The BoG–with the exception of student representatives and kindred spirits–traditionally votes in favour of administration’s tuition recommendations, leading many to think differential tuition is unavoidable.
“What’s surprising about the press release is that it was… the number and then a long winded rationale, that obviously we find faulty,” explained Stambaugh. “They’re really trying to make it seem like a necessity, when it isn’t. “
“I think a lot of professors aren’t happy about tuition hikes, although they may see them as a necessary evil,” said Dr. Rebecca Sullivan, a Communications and Culture professor. “It’s highly unlikely that the board will reject [these tuition hikes] without compelling reason.
“That said, the university is full well aware that by releasing this information early, they could spur a public response by the students and the community that would sway the board… so releasing the information early isn’t a strategy to close down debate, but to allow it to occur within a reasonable time span. That said, the debate will likely have very little effect on the final outcome as the real players in this issue are the board and the administration.”
Either way, the university is looking for ways to increase its revenue–hardly surprising after months of headlines proclaiming massive budget cuts, wage freezes and restructuring. So, even if differential tuition fails, students will still pay the difference, as general tuition will simply increase to the full 7.5 per cent maximum.

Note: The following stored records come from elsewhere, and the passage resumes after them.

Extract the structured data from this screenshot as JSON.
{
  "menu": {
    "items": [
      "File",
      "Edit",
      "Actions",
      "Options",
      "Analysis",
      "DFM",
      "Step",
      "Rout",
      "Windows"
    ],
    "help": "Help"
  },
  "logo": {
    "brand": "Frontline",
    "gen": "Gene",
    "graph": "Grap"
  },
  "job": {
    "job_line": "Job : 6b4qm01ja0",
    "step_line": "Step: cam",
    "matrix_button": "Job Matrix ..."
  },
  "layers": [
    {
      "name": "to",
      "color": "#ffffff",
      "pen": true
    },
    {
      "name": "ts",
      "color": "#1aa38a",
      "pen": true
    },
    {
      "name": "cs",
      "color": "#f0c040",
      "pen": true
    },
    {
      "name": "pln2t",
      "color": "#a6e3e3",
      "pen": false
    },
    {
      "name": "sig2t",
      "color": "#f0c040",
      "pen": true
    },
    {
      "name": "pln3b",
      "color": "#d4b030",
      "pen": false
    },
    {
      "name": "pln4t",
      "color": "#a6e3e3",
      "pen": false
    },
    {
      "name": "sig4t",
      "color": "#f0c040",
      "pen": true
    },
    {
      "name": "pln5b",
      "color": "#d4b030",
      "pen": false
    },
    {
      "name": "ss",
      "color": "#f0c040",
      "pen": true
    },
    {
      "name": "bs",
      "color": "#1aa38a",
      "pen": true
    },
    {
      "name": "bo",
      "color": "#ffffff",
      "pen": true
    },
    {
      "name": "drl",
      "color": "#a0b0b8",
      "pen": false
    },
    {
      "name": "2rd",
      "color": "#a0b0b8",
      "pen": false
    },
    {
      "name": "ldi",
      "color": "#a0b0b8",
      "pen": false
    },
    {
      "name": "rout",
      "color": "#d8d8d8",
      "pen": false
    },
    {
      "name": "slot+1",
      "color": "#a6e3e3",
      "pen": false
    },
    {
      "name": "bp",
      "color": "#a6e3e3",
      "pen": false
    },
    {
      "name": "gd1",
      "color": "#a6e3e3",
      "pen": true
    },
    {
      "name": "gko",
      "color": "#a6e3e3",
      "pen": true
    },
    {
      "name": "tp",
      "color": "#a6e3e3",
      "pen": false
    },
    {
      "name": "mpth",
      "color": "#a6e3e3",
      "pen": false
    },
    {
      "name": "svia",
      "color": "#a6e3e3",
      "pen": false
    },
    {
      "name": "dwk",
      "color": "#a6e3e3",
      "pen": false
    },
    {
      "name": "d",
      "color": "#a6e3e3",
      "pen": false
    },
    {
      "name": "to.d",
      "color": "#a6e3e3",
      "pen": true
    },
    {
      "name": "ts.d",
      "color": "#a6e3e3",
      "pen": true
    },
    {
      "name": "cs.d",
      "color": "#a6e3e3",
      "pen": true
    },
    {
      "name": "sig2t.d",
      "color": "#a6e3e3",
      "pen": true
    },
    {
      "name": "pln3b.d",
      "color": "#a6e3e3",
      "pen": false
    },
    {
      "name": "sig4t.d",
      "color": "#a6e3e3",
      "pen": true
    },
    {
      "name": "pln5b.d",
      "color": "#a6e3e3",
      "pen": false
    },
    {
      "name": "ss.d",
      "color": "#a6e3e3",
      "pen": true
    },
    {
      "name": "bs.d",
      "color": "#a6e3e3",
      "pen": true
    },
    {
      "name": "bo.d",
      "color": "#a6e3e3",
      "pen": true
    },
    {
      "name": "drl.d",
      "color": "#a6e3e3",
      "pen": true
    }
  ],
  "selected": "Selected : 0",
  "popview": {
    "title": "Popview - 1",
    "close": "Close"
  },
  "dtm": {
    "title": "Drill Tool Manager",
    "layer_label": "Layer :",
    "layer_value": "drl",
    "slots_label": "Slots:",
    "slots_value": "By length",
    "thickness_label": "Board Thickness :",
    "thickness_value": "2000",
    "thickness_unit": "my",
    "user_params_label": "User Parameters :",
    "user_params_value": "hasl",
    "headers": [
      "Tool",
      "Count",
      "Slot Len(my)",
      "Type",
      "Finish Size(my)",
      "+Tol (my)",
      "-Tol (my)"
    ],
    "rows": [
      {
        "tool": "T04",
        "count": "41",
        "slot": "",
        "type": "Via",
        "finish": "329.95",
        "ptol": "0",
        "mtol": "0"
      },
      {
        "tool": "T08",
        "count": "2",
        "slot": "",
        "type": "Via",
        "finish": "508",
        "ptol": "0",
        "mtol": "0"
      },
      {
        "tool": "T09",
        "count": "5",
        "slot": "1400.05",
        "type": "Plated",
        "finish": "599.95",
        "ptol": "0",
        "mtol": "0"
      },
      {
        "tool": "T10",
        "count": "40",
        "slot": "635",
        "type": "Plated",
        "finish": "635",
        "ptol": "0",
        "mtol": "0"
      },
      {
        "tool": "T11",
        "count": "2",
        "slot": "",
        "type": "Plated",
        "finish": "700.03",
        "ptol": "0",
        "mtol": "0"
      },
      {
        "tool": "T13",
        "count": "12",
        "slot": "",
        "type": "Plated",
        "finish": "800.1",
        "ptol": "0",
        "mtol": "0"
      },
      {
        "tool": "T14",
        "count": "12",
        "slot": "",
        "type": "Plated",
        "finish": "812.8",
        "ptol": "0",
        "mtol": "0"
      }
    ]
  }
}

“If differential tuition were not part of the tuition equation, then one alternative would be higher general tuition,” said Cooney.

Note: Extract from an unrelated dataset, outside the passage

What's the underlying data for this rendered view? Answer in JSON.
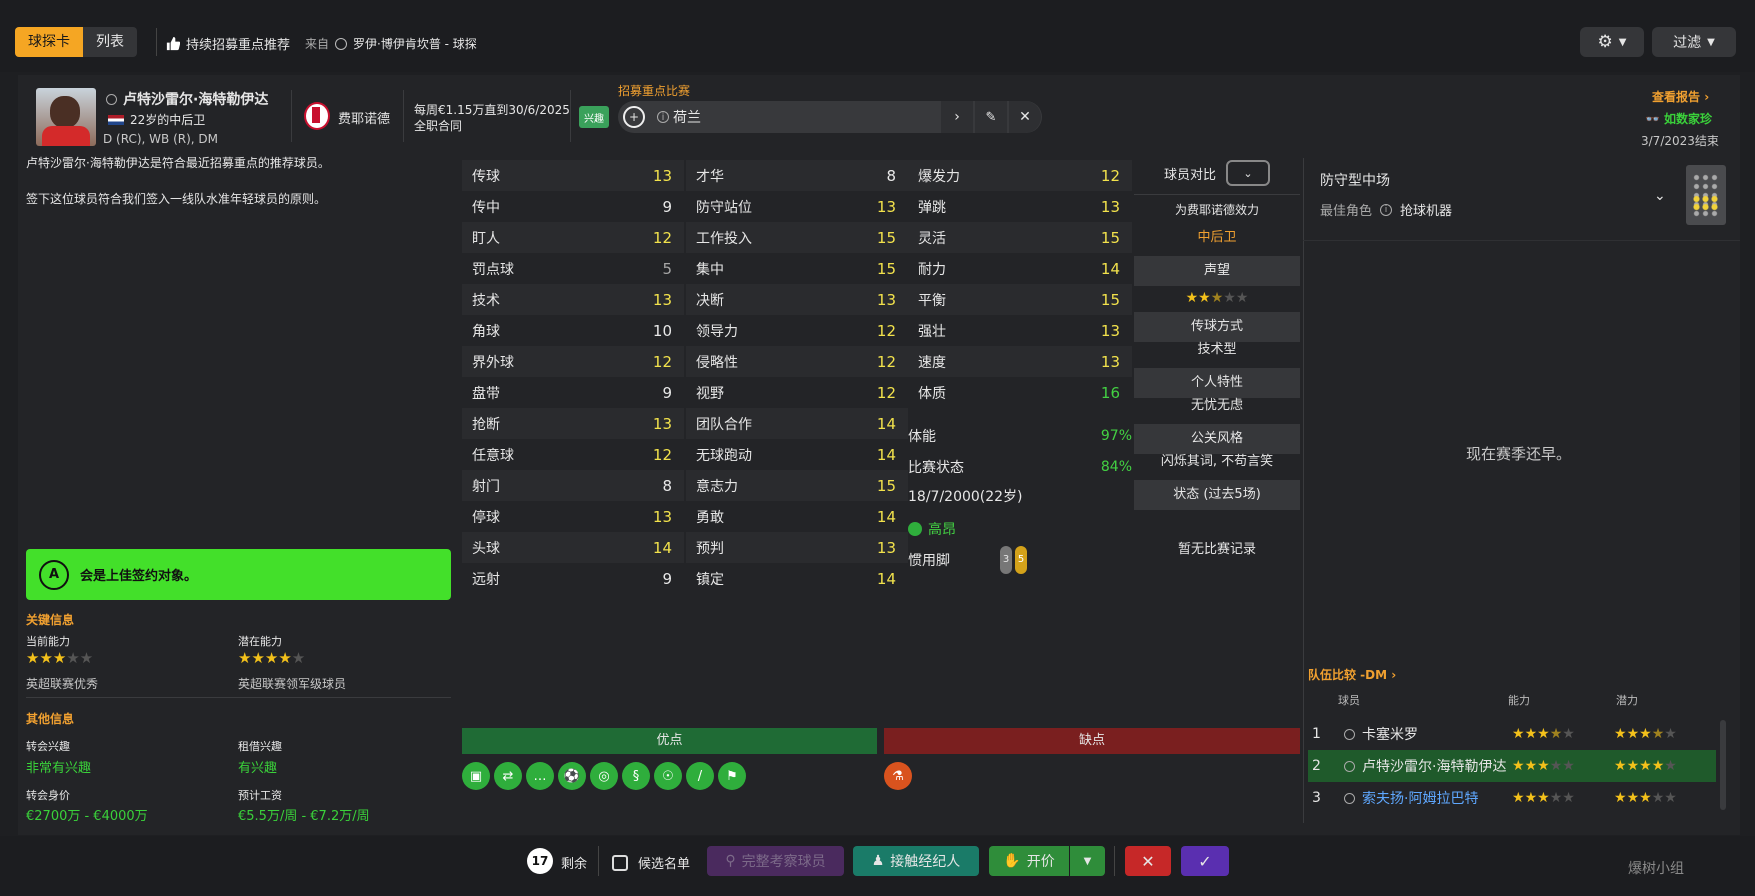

As the U of C budget is not finalized–and likely won’t be until May or June–administration has the opportunity to make changes to the budget if the tuition recommendation is not heeded by BoG.
“It certainly would increase pressure on other parts of the budget,” explained Cooney.
The recommendation brought up more issues than just cost, however. One issue is how the dollars will be spent; exactly how much of the differential portion of the fee will stay with the faculty is confusing. According to the media advisory, “80 per cent of the differential [Gauntlet’s emphasis] portion of the fee [will] go back into the Faculty,” however, both Stambaugh and Cooney believe 80 per cent of the entire tuition fee for differential faculties will go to the faculty. Of the 80 per cent, about one third is allocated to student aid; the remaining 20 per cent would go to general operating costs.
“It’s something that hasn’t been all too clearly communicated to us,” said Stambaugh.
Other questions raised by the recommendations include competition with other universities. According to the report, differential tuition would place the U of C’s Medical, Law and MBA programs in line with universities like the University of Toronto and Queen’s University, in cost if not in quality. As well, the document suggests the tuition increases are “marginal” and that the
U of C is one of the “top ten research schools in Canada”–two debated statements. Also, the notice says that “the cost of tuition is directly related to the value [Gauntlet’s emphasis] of the degree,” a statement frightening to most Arts, Humanities and Social Sciences majors, and one that has been thankfully contradicted by administration.
“We don’t think it’s reasonable to speculate on what the income or what a student might be after graduation,” explained Cooney. “The word ‘value’ isn’t meant to imply that there should be a relationship between earning power and the cost of a degree.”
Whether such issues are more the fault of poor press release writing or duplicitous administrators is irrelevant, says Dr. Sullivan.
“The issue here, one that is clearly and pointedly not addressed, is government cutbacks to higher education that have left universities struggling for survival while being asked to do more,” said Dr. Sullivan. “We need everyone in the university system to work together to fight for the principles and values of a truly public educational system.”